There's several issues that I can see. The big one is that BTRFS metadata trees grow very large and as they grow larger they get slower because it takes more IO to get to any given piece of metadata in the filesystem. When you have a metadata tree that contains 150GB of metadata (what the 8-thread benchmarks I was running ended up with), finding things can take some time and burn a lot of IO and CPU.
This shows up with workloads like the directory traversal - btrfs has a lot more dependent reads to get the directory data from the tree than XFS or ext4 and so is significantly slower at such operations. Whether that can be fixed or not is an open question. Rebalancing (expensive) and larger btree block sizes (mkfs option) are probably ways of reducing the impact of this problem, but metadata tree growth can't actually be avoided.

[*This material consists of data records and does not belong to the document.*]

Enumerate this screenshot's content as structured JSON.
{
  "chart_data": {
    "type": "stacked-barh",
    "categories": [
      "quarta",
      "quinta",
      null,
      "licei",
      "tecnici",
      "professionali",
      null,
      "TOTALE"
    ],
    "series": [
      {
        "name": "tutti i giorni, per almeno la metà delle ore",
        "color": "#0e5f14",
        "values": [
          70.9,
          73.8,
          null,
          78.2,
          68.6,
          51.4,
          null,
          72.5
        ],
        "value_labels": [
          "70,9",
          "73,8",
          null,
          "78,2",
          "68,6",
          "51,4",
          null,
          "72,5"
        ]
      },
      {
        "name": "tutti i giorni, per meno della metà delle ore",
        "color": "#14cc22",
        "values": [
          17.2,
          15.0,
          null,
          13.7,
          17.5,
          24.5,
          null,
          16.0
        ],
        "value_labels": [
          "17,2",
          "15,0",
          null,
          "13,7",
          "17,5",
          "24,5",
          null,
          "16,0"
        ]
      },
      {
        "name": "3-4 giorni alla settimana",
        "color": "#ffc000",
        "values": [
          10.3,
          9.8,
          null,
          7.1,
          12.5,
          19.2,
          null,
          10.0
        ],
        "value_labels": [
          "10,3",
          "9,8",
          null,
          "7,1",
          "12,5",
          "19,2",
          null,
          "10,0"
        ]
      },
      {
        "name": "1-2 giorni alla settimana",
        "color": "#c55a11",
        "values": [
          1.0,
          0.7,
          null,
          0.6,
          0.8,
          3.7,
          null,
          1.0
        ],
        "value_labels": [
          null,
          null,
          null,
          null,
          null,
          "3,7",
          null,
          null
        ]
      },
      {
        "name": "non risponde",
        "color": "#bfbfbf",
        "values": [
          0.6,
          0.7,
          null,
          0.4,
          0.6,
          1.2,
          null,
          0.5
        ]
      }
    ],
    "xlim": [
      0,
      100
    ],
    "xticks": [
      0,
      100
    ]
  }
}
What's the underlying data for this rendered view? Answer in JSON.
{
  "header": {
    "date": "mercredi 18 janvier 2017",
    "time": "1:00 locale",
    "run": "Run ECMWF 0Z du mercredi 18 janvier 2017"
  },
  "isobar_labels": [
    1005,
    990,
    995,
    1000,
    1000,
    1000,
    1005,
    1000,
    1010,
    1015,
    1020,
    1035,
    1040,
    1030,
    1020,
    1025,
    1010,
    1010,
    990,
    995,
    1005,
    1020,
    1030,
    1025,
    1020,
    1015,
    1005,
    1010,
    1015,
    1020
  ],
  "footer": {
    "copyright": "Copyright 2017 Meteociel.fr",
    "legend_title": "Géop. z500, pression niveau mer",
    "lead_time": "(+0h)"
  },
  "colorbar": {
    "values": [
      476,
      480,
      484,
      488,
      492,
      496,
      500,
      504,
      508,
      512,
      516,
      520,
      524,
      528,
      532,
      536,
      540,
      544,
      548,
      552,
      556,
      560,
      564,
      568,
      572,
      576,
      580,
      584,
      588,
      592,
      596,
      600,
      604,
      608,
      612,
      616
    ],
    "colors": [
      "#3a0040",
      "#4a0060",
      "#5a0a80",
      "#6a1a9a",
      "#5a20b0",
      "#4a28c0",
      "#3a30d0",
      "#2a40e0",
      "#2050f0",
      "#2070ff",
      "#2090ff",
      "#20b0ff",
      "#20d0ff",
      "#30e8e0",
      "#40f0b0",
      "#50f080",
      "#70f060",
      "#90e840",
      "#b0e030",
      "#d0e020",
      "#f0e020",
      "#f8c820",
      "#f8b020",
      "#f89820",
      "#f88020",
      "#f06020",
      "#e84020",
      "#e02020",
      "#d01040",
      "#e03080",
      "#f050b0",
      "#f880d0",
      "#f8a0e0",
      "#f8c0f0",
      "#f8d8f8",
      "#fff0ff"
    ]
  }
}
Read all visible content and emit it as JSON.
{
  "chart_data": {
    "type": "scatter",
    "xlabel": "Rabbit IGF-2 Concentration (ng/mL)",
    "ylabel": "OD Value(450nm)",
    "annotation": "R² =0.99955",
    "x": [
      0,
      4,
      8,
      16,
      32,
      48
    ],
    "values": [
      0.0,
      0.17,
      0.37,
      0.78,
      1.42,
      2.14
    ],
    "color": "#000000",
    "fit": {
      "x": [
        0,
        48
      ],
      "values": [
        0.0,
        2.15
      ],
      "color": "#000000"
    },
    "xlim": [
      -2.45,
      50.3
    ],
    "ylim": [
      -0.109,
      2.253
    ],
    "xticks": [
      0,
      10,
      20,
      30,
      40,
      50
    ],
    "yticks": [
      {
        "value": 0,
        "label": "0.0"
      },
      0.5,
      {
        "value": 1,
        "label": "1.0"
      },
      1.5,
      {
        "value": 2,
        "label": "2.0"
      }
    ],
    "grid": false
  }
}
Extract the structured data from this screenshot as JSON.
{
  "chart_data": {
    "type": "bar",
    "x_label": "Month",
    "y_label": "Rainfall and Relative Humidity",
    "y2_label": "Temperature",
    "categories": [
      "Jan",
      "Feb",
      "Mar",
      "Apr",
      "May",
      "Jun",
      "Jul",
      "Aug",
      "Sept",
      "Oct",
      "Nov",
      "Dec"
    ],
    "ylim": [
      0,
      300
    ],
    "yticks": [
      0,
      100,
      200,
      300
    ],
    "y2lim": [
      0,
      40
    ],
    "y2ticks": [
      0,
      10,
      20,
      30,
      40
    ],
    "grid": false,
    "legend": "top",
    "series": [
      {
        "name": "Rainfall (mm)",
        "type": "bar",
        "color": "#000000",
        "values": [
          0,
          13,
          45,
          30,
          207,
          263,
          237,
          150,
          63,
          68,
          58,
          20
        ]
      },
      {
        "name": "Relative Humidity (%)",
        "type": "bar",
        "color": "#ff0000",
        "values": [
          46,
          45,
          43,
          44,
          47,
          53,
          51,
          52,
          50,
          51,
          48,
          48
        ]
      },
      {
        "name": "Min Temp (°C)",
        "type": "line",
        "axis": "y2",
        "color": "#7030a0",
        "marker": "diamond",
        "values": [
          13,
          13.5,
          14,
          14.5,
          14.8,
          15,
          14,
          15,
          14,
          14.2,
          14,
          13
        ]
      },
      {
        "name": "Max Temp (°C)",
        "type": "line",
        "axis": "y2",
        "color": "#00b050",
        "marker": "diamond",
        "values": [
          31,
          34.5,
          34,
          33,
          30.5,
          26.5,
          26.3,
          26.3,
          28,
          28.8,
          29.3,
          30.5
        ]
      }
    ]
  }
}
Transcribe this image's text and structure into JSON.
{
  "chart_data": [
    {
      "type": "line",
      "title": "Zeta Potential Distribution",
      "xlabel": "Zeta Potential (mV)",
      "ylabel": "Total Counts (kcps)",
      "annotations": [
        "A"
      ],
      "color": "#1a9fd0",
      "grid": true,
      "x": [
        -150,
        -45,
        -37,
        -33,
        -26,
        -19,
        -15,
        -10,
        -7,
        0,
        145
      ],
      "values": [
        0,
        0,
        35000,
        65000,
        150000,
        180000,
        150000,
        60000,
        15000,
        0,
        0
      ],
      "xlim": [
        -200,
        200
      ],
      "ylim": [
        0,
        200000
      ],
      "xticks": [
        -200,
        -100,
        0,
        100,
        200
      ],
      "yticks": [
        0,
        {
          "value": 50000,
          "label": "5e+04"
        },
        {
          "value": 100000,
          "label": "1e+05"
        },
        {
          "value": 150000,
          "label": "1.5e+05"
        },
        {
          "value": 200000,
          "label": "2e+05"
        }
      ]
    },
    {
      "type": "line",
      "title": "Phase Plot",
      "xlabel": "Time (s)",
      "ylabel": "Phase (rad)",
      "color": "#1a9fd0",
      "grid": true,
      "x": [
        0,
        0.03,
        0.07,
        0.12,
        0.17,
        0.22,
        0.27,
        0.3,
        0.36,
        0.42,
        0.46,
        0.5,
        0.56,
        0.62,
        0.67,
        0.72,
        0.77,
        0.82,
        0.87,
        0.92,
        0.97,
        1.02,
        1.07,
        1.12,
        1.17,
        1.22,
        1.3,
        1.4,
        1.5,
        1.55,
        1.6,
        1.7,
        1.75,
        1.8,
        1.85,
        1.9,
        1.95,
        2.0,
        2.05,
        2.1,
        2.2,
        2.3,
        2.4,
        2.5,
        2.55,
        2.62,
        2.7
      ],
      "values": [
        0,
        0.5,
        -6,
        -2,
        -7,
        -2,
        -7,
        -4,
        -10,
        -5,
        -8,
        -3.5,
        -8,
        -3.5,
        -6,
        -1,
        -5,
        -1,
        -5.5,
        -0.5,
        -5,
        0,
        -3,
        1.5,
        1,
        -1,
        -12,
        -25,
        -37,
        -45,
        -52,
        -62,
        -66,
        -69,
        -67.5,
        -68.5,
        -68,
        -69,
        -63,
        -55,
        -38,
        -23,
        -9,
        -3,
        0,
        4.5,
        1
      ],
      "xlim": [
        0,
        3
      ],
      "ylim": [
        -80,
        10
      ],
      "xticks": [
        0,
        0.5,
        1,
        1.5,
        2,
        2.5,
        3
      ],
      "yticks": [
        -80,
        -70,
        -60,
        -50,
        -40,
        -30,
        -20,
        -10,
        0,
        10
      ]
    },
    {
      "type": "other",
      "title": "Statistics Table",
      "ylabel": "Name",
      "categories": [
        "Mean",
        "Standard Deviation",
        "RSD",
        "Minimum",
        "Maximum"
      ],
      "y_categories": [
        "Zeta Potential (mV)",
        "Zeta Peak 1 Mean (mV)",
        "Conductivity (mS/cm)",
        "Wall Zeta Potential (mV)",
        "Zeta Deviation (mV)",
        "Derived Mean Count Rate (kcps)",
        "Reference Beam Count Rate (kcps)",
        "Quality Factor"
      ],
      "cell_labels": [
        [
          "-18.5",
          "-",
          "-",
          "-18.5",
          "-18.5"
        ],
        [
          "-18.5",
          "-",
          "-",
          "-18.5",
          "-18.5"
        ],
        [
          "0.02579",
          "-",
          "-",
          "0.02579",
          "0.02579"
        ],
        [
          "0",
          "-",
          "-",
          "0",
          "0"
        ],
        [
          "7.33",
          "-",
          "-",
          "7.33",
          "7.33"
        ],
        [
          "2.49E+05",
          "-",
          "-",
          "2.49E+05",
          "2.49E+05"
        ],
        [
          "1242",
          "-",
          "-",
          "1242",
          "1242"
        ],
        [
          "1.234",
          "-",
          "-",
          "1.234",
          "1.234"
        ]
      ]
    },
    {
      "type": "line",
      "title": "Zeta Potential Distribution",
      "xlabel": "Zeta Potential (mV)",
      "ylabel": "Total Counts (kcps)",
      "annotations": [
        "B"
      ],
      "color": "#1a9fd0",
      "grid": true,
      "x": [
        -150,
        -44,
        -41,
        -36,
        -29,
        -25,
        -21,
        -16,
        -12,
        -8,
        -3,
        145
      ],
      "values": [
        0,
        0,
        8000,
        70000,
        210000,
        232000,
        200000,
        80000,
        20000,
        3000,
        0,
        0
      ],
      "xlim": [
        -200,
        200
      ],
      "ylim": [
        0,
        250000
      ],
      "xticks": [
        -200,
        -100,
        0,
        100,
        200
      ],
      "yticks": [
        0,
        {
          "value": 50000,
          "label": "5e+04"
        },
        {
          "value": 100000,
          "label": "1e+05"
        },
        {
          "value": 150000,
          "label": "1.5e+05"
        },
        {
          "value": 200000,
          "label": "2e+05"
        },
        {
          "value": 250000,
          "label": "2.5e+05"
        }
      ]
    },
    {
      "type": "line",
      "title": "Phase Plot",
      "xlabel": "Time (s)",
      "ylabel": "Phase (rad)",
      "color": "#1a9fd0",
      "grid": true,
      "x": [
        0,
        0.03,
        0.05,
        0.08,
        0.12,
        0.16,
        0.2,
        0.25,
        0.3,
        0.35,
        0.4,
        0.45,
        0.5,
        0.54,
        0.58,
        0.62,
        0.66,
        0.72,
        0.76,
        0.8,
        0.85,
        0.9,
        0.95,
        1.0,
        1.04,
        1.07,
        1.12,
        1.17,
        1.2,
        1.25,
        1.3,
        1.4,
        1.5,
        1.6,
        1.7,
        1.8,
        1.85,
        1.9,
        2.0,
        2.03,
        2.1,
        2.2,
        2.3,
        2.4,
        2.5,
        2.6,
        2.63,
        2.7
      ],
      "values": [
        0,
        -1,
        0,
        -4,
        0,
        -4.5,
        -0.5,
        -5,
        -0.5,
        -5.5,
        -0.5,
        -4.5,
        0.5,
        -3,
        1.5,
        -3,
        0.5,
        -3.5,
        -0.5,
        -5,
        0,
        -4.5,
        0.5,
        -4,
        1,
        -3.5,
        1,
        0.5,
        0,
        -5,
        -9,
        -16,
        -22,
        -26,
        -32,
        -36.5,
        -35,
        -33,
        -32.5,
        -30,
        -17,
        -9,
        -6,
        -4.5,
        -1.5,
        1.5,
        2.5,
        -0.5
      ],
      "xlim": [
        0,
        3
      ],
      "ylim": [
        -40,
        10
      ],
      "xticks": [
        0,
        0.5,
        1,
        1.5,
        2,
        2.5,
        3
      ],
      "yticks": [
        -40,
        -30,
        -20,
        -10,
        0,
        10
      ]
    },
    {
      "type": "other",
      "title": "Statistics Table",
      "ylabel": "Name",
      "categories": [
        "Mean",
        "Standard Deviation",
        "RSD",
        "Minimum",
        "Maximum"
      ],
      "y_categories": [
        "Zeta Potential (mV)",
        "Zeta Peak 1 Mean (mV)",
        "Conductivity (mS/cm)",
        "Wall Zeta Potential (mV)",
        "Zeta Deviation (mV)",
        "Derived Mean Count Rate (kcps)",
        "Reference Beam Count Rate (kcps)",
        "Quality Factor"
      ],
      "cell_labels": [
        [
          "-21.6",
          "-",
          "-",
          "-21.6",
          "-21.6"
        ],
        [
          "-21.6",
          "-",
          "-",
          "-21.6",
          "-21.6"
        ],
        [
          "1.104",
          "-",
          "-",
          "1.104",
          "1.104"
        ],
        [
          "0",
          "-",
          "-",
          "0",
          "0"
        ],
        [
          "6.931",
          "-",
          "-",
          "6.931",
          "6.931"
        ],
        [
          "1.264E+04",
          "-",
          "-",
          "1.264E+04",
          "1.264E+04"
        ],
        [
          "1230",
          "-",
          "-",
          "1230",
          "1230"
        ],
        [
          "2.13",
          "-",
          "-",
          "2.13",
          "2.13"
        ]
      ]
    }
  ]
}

Another problem is that as the BTRFS filesystem ages, it becomes fragmented due to all the COW that is done. sequential read IO performance will degrade over time as the data gets moved around more widely. Indeed, as the filesystem fills from the bottom up, the distance between where the file data was first written and where the next COW block is written will increase. Hence on spinning rust, seek times will also increase when reading as physical distance between sequential data also increases as the filesystem ages. automatic defrag is the usual way to fix this, but that can be expensive if it occurs at the wrong time...
Then there is the amount of IO that BTRFS does - for a COW filesystem that is supposed to be able to do sequential write IOs, it does an awful lot of small writes and a lot of seeks. Indeed, the limiting performance in all my testing was that BTRFS rapidly got IOPS bound at about 6000 IOPS - sometimes even on single threaded workloads. Part of that is the RAID1 metadata, but even when I turned that off it still drove the disk way harder than XFS and was IOPS bound more than half the time. I'm sure this is fixable to some extent, but I'd suggest there's lots of work to be done here because it ties into the transaction reservation subsystem and how it drives writeback.
[ As an aside, that was one of the big changes I talked about for XFS - making metadata writeback scale. In most cases for XFS, that is driven by the transaction reservation subsystem just like BTRFS does. It's not a simply problem to solve :/ ]
The last thing I'll mention briefly because I've already said some stuff about it is the scalability of the data transformation algorithms in BTRFS. There is already considerable effort going into reducing the overhead of tranformations, but the problem that may not be solvable for everyone - you can only make compression/CRCs/etc so fast and use only so much memory.
I could keep going, but this will give you an idea of some of the problems that are apparent from the scalability testing I was doing....